このように、表面から第n番目の導体層を加工する際、レーザの径を表面から第n−1番目(ただし、n≧2)の導体層に形成された穴の径よりも小径にすると、第n−1番目の導体層のオバーハングを小さくすることができる。
この場合は、上記〔実施例3〕における手順(1)が終了した場合と同じであるので、重複する説明を省略する。
図7は、本発明により第1層目から裏面の第4まで貫通穴を形成する例である。貫通穴を加工する場合、加工終了時におけるレーザビームの先端は裏面の導体層を突き抜けるので、通常は、プリント基板とテーブルとの間にバックアッププレートを配置してテーブルが損傷することを予防する。なお、図示における裏面の導体層は導体層Fであっても導体層Tのいずれであってもよい。
例えば、図示のようにバックアッププレート10を使用して、100μmの貫通穴を形成する場合(同図a)、パルス周波数を1HKzとしておき、平均出力7〜9W、パルス巾30〜40μsの1パルスのビームにより導体層Fに穴を明け(同図b)、加工部平均出力で16〜20W、パルス巾80〜100μsの1パルスのビームにより第1層目直下の絶縁物から第3層目を貫通する穴を明け(同図c)、さらに、パルス巾80〜100μsの1パルスのビームにより第3層目直下の絶縁物から第4層目を貫通する穴を明け(同図d)、加工部平均出力で12〜14W、パルス巾50〜60μsの1パルスのビームにより第4層目の穴径を大きくすることにより(同図e)、各部の穴径のばらつきが少ない穴を加工できる。

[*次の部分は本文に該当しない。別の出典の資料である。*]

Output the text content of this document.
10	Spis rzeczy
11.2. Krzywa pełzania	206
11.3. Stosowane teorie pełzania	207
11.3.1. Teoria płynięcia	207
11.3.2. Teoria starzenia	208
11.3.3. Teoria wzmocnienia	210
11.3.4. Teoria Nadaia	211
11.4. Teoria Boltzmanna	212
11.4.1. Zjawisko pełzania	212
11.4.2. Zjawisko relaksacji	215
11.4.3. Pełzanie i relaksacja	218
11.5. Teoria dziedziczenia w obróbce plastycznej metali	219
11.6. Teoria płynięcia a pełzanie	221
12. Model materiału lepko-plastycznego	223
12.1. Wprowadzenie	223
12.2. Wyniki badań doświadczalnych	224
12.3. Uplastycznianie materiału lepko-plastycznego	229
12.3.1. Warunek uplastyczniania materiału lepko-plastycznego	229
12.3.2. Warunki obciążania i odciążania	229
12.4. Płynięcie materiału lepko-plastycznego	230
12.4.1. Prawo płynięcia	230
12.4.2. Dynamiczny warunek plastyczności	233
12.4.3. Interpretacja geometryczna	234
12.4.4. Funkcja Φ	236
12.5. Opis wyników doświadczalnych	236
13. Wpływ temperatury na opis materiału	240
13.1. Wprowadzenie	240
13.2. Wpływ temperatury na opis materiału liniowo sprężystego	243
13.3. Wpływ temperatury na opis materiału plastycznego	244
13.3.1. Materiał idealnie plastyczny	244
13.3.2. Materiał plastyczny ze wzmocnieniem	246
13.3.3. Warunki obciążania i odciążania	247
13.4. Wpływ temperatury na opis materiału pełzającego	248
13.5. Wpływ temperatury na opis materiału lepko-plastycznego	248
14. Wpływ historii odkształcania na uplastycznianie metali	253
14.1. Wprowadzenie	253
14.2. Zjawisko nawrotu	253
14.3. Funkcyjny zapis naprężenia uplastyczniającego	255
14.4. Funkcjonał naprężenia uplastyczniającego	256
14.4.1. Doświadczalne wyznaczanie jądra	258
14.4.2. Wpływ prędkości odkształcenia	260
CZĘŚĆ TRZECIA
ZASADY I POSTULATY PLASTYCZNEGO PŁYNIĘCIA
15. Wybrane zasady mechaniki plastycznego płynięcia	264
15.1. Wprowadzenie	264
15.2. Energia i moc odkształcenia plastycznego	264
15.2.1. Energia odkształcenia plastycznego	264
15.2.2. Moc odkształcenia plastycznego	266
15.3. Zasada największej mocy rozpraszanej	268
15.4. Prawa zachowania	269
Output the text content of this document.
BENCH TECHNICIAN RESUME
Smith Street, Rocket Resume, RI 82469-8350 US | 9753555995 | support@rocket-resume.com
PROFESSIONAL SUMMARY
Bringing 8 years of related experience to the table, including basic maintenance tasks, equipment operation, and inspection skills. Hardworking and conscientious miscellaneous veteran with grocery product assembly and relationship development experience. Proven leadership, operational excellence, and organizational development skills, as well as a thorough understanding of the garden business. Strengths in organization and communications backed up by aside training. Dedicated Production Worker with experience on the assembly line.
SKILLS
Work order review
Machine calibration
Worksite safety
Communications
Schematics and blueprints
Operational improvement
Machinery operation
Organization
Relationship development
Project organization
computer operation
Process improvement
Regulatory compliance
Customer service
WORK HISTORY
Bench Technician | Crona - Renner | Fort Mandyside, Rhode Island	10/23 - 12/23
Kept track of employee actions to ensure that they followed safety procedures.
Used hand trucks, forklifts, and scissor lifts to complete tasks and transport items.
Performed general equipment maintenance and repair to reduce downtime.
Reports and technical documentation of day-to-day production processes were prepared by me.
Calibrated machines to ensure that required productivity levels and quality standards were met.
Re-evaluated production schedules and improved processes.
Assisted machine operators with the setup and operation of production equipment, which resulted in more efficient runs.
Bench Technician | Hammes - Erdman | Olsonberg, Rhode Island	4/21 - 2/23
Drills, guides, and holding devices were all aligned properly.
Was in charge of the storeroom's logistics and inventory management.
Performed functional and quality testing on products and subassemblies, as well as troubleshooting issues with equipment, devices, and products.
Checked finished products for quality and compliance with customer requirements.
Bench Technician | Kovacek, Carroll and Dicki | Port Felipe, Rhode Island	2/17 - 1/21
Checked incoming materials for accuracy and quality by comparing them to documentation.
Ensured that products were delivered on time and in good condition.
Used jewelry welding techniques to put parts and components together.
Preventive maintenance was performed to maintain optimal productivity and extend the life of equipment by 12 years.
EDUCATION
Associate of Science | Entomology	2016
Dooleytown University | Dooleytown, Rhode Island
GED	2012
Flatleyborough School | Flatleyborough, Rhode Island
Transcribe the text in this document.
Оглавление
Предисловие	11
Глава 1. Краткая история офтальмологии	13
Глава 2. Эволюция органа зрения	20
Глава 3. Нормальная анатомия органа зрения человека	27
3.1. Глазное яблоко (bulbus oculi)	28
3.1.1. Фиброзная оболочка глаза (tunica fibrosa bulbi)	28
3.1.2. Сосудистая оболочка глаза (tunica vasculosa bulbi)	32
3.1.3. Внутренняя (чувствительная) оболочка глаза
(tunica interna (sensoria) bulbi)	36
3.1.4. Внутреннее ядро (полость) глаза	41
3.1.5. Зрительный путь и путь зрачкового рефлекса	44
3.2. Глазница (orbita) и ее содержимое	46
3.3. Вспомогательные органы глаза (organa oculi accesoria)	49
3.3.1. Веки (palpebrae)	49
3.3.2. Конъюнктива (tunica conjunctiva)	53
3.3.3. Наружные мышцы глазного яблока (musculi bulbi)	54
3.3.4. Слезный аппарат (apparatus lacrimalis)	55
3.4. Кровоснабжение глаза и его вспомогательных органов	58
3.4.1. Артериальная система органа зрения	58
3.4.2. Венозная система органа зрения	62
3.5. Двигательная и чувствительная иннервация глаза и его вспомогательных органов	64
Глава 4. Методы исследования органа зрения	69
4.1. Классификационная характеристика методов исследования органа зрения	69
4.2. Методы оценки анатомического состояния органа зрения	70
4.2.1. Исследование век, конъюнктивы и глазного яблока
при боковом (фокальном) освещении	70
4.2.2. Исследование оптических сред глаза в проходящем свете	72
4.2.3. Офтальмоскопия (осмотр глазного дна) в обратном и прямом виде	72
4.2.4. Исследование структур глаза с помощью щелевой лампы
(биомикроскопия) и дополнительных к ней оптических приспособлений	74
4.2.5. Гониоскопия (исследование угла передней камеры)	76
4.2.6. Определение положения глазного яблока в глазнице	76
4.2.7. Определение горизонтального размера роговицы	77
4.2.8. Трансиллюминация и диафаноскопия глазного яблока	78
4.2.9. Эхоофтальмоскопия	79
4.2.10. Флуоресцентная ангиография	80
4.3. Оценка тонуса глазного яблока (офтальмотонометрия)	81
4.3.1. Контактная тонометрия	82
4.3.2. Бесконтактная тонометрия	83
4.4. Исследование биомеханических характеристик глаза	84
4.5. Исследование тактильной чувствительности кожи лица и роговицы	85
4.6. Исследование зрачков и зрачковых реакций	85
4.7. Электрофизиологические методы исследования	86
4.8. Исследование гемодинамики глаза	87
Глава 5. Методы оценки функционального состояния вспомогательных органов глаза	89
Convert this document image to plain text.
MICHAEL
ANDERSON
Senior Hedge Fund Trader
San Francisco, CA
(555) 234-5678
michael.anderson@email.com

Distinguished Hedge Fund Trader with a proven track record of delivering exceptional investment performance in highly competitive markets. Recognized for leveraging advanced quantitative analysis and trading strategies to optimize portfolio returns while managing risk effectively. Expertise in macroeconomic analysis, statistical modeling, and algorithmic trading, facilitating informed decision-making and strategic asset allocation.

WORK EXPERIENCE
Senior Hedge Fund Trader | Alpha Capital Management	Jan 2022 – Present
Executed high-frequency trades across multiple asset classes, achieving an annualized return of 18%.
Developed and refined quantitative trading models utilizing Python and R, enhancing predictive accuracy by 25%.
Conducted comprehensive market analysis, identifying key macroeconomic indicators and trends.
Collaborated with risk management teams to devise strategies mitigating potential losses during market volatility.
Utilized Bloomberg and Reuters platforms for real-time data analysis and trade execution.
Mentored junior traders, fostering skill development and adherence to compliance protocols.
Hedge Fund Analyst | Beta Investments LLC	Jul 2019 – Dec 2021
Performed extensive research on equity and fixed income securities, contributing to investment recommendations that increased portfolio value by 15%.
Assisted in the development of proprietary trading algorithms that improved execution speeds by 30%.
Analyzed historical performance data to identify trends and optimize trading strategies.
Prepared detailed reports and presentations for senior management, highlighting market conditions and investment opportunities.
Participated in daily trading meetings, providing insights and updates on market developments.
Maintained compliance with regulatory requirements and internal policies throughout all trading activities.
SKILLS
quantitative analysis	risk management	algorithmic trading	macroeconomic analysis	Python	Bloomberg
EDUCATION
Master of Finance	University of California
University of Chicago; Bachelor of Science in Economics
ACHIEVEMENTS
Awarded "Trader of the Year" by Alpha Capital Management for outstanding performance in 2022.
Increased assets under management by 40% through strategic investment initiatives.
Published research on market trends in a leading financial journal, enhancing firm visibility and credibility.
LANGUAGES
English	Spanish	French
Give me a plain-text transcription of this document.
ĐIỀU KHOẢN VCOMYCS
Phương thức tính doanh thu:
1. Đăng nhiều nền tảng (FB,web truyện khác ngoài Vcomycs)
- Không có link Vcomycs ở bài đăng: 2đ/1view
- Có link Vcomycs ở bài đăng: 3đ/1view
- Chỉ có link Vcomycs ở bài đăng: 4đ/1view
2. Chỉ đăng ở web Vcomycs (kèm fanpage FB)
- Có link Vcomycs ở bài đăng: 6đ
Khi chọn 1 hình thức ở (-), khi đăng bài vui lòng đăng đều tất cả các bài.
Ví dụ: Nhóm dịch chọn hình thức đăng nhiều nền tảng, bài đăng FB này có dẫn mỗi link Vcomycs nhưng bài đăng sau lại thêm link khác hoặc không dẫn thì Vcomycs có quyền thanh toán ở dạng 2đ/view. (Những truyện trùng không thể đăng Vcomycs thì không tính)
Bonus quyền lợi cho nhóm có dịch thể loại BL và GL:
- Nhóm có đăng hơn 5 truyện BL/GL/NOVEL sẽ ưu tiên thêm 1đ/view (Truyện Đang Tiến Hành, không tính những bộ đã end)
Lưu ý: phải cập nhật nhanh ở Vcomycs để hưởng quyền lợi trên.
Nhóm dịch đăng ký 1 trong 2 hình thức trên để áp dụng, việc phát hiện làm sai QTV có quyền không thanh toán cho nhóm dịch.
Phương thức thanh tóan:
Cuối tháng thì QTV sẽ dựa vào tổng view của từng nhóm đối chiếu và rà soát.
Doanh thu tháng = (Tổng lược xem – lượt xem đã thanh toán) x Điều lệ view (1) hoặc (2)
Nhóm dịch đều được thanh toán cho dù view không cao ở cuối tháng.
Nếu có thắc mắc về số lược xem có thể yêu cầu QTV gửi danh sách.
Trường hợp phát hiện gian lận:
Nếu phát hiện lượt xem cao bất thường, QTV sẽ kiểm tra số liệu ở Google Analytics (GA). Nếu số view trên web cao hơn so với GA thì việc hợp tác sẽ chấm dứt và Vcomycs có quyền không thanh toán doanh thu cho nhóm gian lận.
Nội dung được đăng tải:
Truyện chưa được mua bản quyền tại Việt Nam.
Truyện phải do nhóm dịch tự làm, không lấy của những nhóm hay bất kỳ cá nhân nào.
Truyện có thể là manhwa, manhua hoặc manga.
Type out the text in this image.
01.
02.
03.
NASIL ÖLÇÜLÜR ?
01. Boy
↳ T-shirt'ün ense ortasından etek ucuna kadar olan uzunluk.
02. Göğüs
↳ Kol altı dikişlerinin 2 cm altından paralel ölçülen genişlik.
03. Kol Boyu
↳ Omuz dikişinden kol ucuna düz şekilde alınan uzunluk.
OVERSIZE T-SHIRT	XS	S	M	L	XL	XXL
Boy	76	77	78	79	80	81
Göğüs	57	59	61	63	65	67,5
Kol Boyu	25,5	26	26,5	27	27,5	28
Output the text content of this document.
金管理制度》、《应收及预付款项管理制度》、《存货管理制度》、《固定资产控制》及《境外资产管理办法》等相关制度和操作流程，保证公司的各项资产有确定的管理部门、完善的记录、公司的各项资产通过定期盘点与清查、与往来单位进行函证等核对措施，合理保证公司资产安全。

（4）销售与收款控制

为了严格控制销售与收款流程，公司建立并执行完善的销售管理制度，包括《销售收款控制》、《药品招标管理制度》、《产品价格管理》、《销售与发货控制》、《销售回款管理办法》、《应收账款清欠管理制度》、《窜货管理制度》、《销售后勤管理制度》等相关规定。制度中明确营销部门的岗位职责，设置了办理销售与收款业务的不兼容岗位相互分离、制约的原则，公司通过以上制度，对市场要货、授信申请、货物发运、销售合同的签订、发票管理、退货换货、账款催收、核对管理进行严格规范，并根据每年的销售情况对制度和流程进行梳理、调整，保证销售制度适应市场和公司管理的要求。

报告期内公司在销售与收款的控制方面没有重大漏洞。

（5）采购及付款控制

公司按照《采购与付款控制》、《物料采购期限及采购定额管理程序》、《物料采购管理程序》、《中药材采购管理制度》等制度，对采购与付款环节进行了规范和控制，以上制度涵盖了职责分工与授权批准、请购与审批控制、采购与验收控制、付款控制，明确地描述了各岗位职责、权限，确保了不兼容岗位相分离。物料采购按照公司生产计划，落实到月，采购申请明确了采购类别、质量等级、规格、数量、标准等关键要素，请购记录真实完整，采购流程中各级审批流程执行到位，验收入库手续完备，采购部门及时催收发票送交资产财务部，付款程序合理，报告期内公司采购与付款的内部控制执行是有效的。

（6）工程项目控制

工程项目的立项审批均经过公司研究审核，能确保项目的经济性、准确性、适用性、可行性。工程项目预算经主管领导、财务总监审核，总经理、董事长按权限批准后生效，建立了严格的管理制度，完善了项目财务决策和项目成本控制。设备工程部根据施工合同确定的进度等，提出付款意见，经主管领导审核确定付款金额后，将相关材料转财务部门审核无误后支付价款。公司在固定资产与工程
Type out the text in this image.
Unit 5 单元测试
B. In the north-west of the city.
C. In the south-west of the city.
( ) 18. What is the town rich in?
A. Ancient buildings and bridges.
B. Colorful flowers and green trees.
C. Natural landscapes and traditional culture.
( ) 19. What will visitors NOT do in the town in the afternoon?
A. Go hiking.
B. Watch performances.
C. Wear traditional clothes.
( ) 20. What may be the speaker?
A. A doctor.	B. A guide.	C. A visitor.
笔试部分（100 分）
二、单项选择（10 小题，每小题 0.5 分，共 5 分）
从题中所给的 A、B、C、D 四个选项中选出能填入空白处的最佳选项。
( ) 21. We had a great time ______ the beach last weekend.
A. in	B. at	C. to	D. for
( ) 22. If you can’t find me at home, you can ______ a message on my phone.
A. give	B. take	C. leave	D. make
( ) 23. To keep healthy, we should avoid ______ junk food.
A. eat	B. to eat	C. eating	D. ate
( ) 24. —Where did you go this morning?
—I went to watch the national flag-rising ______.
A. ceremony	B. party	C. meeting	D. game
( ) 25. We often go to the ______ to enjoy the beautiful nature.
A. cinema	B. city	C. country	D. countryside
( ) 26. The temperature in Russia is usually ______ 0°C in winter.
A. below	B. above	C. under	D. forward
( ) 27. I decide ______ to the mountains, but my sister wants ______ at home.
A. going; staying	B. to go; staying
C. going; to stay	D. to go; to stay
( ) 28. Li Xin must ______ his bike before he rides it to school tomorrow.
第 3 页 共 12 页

導体層Fの入り口径D1は約75μm、絶縁物の直径D2はいずれも約90〜100μm、中間の導体層Tの穴径はいずれも80〜90μm、裏面の導体層Tの穴径は約50μmである。すなわち、穴入口のオーバーハング長は15μm以下、内層導体層の突出し10μm以下、穴出口のオーバーハング長を25μm以下に仕上がる。
S 導体層(内層)
T 導体層(内層)
Claims (9)
- 導体層と絶縁層とを交互に積層するプリント基板において、
第1層目の導体層の表面に、レーザ光を吸収するが、導体層を溶解させるエッチング液には溶解しない被覆層を設けることを特徴とするプリント基板。 - 裏面側の導体層の表面に、前記被覆層を設けることを特徴とする請求項1に記載のプリント基板。
- 前記導体層の材質をCuを主成分とするものとし、前記被覆層の主たる材質をCuOとすることを特徴とする請求項1または請求項2に記載のプリント基板。
- 前記被覆層の厚さを0.6μm以上とすることを特徴とする請求項3に記載のプリント基板。
- 内層に配置される内層導体層の材質をCuを主成分とするものとし、レーザにより貫通穴を加工される前記内層導体層の表面粗さを0.2μm以上とすることを特徴とする請求項3または請求項4に記載のプリント基板。
- 請求項3または請求項4に記載のプリント基板における前記被覆層および絶縁層は溶解させず、主としてCu成分を溶解させる処理液により、レーザ加工によって生じた穴入口部のオーバーハング部を除去することを特徴とするプリント基板の製造方法。
- 前記処理液を、塩化第2鉄液FeCl3、または過流酸アンモニウム液、または過流酸ナトリウム液のいずれかとすることを特徴とする請求項6に記載のプリント基板の製造方法。
- プリント基板の内層導体層に形成された位置決めマークをレーザ加工により露出させ、露出させた位置決めマークに基づいて加工を行うことを特徴とするプリント基板の加工方法。
- 表面から第n−1番目(ただし、n≧2)の導体層に形成された穴の径よりも小径のレーザにより第n番目の導体層を加工することを特徴とするプリント基板の加工方法。